The reopening was possible thanks to the financial support of the Metal Work Group and the gift to the restoration community, through the Art Bonus tool, of the two new paintings that are now part of the new rooms of the Eighteenth century: The Bravo by Giacomo Ceruti and The sewing girl by Antonio Cifrondi.
"The support to Brescia Musei is for us a source of pride and satisfaction as we believe it is fundamental to promote and enhance the artistic and cultural heritage of our territory. We are present in 27 countries around the world with our societies, but we remain strongly linked to our origins and roots, aware that the history and artistic tradition of our country are fundamental positive features in an increasingly globalized and interconnected world. Brescia Musei is a great opportunity for company image that we seize with great enthusiasm helping to enhance more and more the cultural heritage of our city."
Daniele Marconi, Managing Director Metal Work Group of Companies
Giacomo Ceruti - Bravo, around 1725
The painting must be inserted at the beginning of the Brescia-based phase of Giacomo Ceruti. The careful physiognomy - the disheveled hairstyle, the thick and wrinkled moustaches and the wrinkles of the skin - is combined with the penetrating psychological characterization, which marks the image so much that it suggests to recognize a portrait.
An inscription on the back (now concealed but documented by a transcript) suggests that the painting depicts one of the bravi (or "bullies") who still in the eighteenth century were numerous in the service of the noble families of Brescia. From the same inscription it seems to be possible to deduce that the painting belonged to at least two houses of the city.
The figure is inserted in an oval that simulates an open window on the background of the sky: here the pink clouds create strong contrasts, with effects of illusionism not unrelated to a certain Lombard tradition.
Antonio Cifrondi - The sewing girl, around 1720-1725
Coming from the Vitale Bondini collection, the painting became part of the collections of the Tosio Martinengo Art Gallery in 1935, after being exhibited at "Painting in Brescia during Seventeenth and Eghteenth century", together with the Miller and the paintings of an old man and woman. The four paintings were considered a unique series, poetically called "The Miller’s Family". Among them, The sewing girl presents a close affinity with the Miller, with whom she shares the chromatic range, warm and bathed in white light, and the dreamy and silent atmosphere. The theme of the woman who sews represents one of the most popular iconographies of Cifrondi’s painting, which he addressed several times in his career: to date two other versions are known, characterized by the layout of the figure of three quarters, in a domestic environment where a window opens, as well as the presence of a hen at the foot of the protagonist. Compared to these, the model of the Tosio Martinengo seems to be the prototype, as evidenced by its dazzling quality.

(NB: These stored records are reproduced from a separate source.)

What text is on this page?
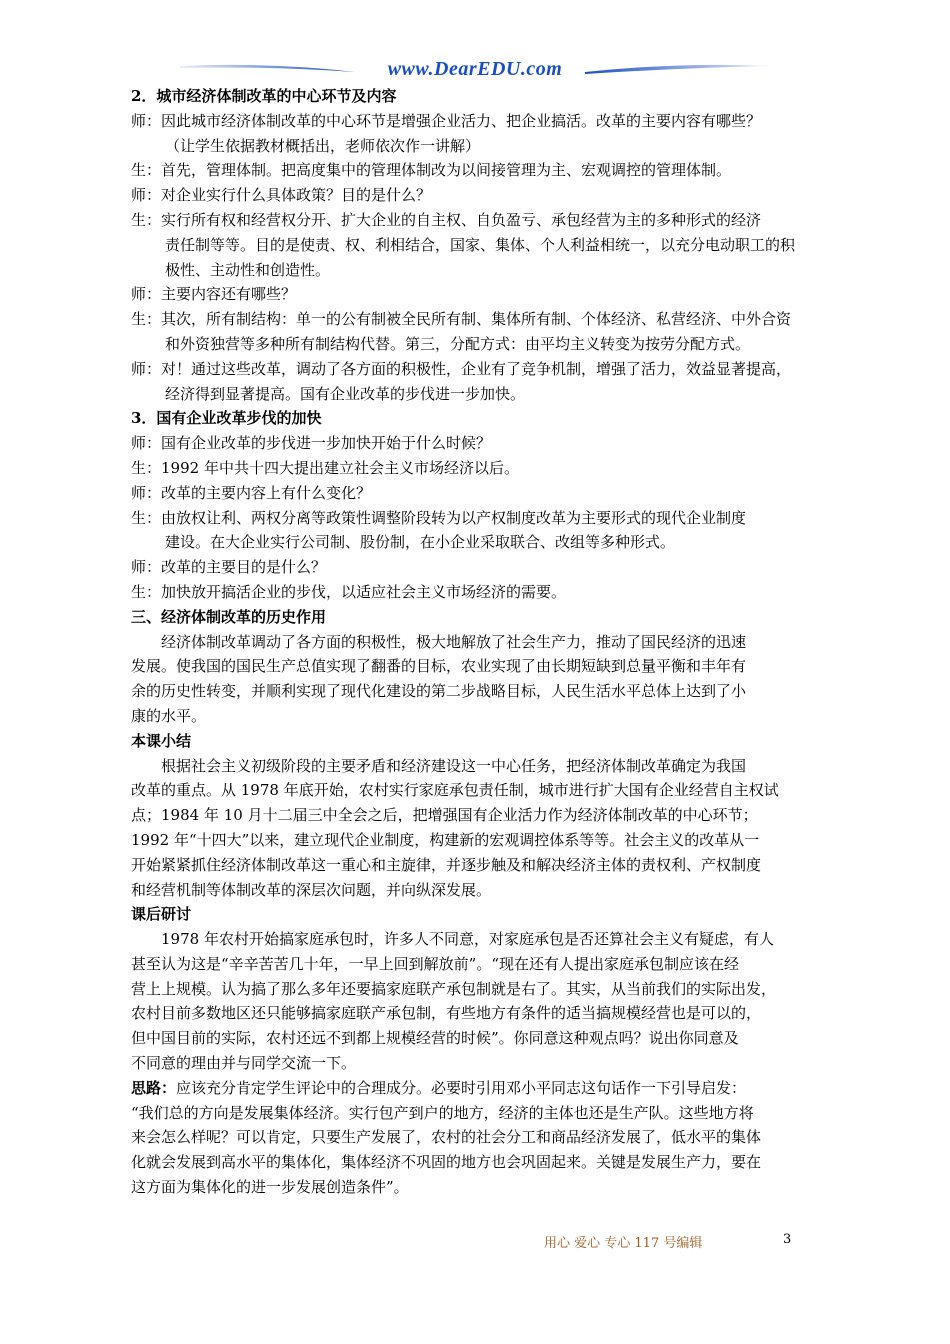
www.DearEDU.com
2．城市经济体制改革的中心环节及内容
师：因此城市经济体制改革的中心环节是增强企业活力、把企业搞活。改革的主要内容有哪些？
（让学生依据教材概括出，老师依次作一讲解）
生：首先，管理体制。把高度集中的管理体制改为以间接管理为主、宏观调控的管理体制。
师：对企业实行什么具体政策？目的是什么？
生：实行所有权和经营权分开、扩大企业的自主权、自负盈亏、承包经营为主的多种形式的经济
责任制等等。目的是使责、权、利相结合，国家、集体、个人利益相统一，以充分电动职工的积
极性、主动性和创造性。
师：主要内容还有哪些？
生：其次，所有制结构：单一的公有制被全民所有制、集体所有制、个体经济、私营经济、中外合资
和外资独营等多种所有制结构代替。第三，分配方式：由平均主义转变为按劳分配方式。
师：对！通过这些改革，调动了各方面的积极性，企业有了竞争机制，增强了活力，效益显著提高，
经济得到显著提高。国有企业改革的步伐进一步加快。
3．国有企业改革步伐的加快
师：国有企业改革的步伐进一步加快开始于什么时候？
生：1992 年中共十四大提出建立社会主义市场经济以后。
师：改革的主要内容上有什么变化？
生：由放权让利、两权分离等政策性调整阶段转为以产权制度改革为主要形式的现代企业制度
建设。在大企业实行公司制、股份制，在小企业采取联合、改组等多种形式。
师：改革的主要目的是什么？
生：加快放开搞活企业的步伐，以适应社会主义市场经济的需要。
三、经济体制改革的历史作用
经济体制改革调动了各方面的积极性，极大地解放了社会生产力，推动了国民经济的迅速
发展。使我国的国民生产总值实现了翻番的目标，农业实现了由长期短缺到总量平衡和丰年有
余的历史性转变，并顺利实现了现代化建设的第二步战略目标，人民生活水平总体上达到了小
康的水平。
本课小结
根据社会主义初级阶段的主要矛盾和经济建设这一中心任务，把经济体制改革确定为我国
改革的重点。从 1978 年底开始，农村实行家庭承包责任制，城市进行扩大国有企业经营自主权试
点；1984 年 10 月十二届三中全会之后，把增强国有企业活力作为经济体制改革的中心环节；
1992 年“十四大”以来，建立现代企业制度，构建新的宏观调控体系等等。社会主义的改革从一
开始紧紧抓住经济体制改革这一重心和主旋律，并逐步触及和解决经济主体的责权利、产权制度
和经营机制等体制改革的深层次问题，并向纵深发展。
课后研讨
1978 年农村开始搞家庭承包时，许多人不同意，对家庭承包是否还算社会主义有疑虑，有人
甚至认为这是“辛辛苦苦几十年，一早上回到解放前”。“现在还有人提出家庭承包制应该在经
营上上规模。认为搞了那么多年还要搞家庭联产承包制就是右了。其实，从当前我们的实际出发，
农村目前多数地区还只能够搞家庭联产承包制，有些地方有条件的适当搞规模经营也是可以的，
但中国目前的实际，农村还远不到都上规模经营的时候”。你同意这种观点吗？说出你同意及
不同意的理由并与同学交流一下。
思路：应该充分肯定学生评论中的合理成分。必要时引用邓小平同志这句话作一下引导启发：
“我们总的方向是发展集体经济。实行包产到户的地方，经济的主体也还是生产队。这些地方将
来会怎么样呢？可以肯定，只要生产发展了，农村的社会分工和商品经济发展了，低水平的集体
化就会发展到高水平的集体化，集体经济不巩固的地方也会巩固起来。关键是发展生产力，要在
这方面为集体化的进一步发展创造条件”。
用心 爱心 专心 117 号编辑	3
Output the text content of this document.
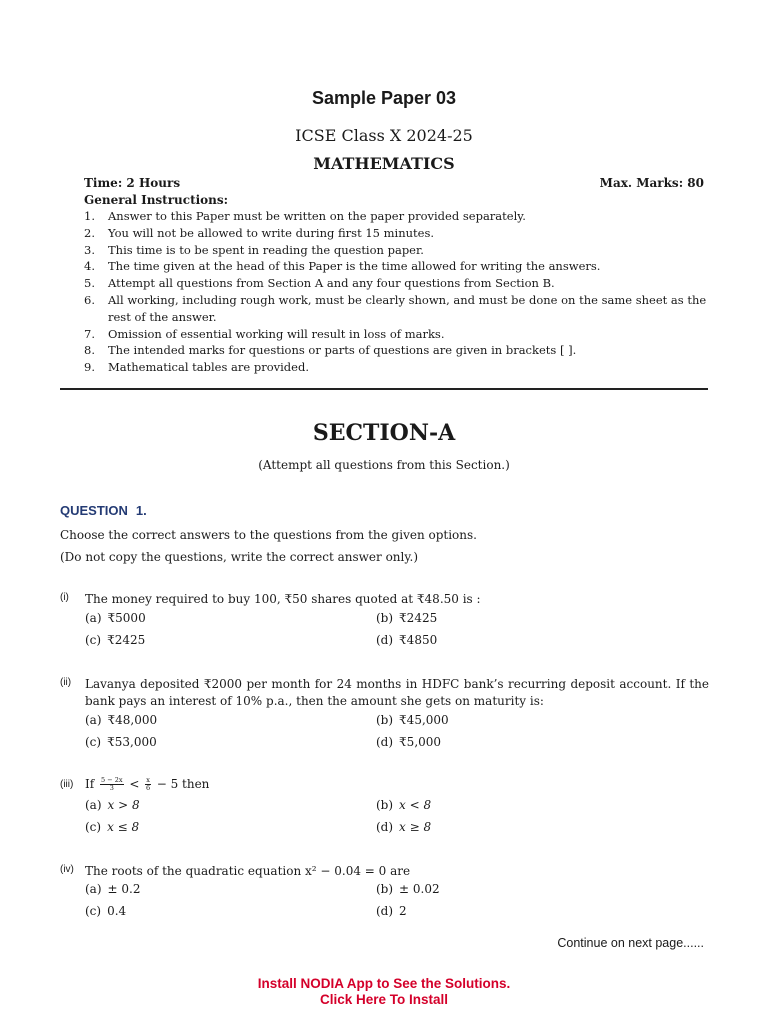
Sample Paper 03
ICSE Class X 2024-25
MATHEMATICS
Time: 2 Hours	Max. Marks: 80
General Instructions:
1. Answer to this Paper must be written on the paper provided separately.
2. You will not be allowed to write during first 15 minutes.
3. This time is to be spent in reading the question paper.
4. The time given at the head of this Paper is the time allowed for writing the answers.
5. Attempt all questions from Section A and any four questions from Section B.
6. All working, including rough work, must be clearly shown, and must be done on the same sheet as the rest of the answer.
7. Omission of essential working will result in loss of marks.
8. The intended marks for questions or parts of questions are given in brackets [ ].
9. Mathematical tables are provided.
SECTION-A
(Attempt all questions from this Section.)
QUESTION 1.
Choose the correct answers to the questions from the given options.
(Do not copy the questions, write the correct answer only.)
(i) The money required to buy 100, ₹50 shares quoted at ₹48.50 is :
(a) ₹5000	(b) ₹2425
(c) ₹2425	(d) ₹4850
(ii) Lavanya deposited ₹2000 per month for 24 months in HDFC bank’s recurring deposit account. If the bank pays an interest of 10% p.a., then the amount she gets on maturity is:
(a) ₹48,000	(b) ₹45,000
(c) ₹53,000	(d) ₹5,000
(iii) If $\frac{5 - 2x}{3} < \frac{x}{6} - 5$ then
(a) x > 8	(b) x < 8
(c) x ≤ 8	(d) x ≥ 8
(iv) The roots of the quadratic equation x² − 0.04 = 0 are
(a) ± 0.2	(b) ± 0.02
(c) 0.4	(d) 2
Continue on next page......
Install NODIA App to See the Solutions.
Click Here To Install
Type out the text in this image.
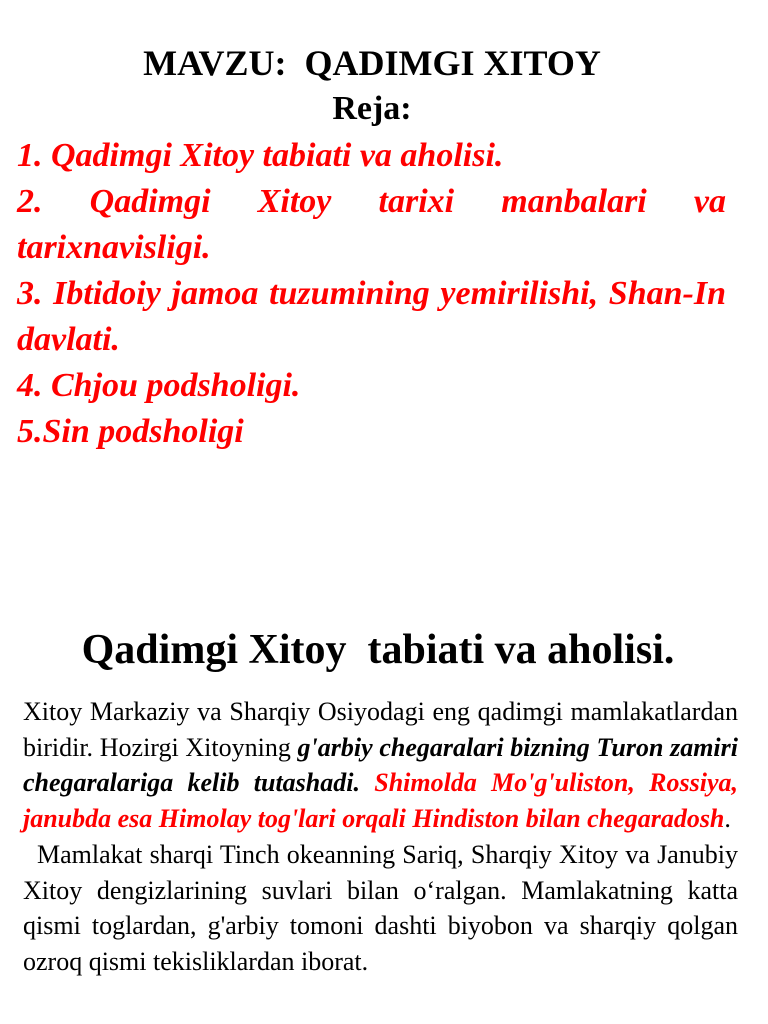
MAVZU:  QADIMGI XITOY
Reja:
1. Qadimgi Xitoy tabiati va aholisi.
2. Qadimgi Xitoy tarixi manbalari va tarixnavisligi.
3. Ibtidoiy jamoa tuzumining yemirilishi, Shan-In davlati.
4. Chjou podsholigi.
5.Sin podsholigi
Qadimgi Xitoy  tabiati va aholisi.

Xitoy Markaziy va Sharqiy Osiyodagi eng qadimgi mamlakatlardan biridir. Hozirgi Xitoyning g'arbiy chegaralari bizning Turon zamiri chegaralariga kelib tutashadi. Shimolda Mo'g'uliston, Rossiya, janubda esa Himolay tog'lari orqali Hindiston bilan chegaradosh.

Mamlakat sharqi Tinch okeanning Sariq, Sharqiy Xitoy va Janubiy Xitoy dengizlarining suvlari bilan o‘ralgan. Mamlakatning katta qismi toglardan, g'arbiy tomoni dashti biyobon va sharqiy qolgan ozroq qismi tekisliklardan iborat.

Compared to previous interpretations of the theme of female works, Cifrondi does not choose the choral scene, but instead focuses on a single figure. The naturalistic tone and the attention to the psychology of the character, appreciable in the calm concentration with which the young study the point where to immerse the spire of the thread, do not recommend to read in the canvas an allegorical intent, clearly present instead in other interpretations of similar subjects and readable as an allusion to the sense of sight. Cifrondi, on the other hand, seems to avoid any over-meaning and draw attention to the deeper meaning revealed by the gesture and the atmosphere in which the girl’s activity takes place: a quiet and a peace brightened by work, which gives dignity and serenity to the person and his actions.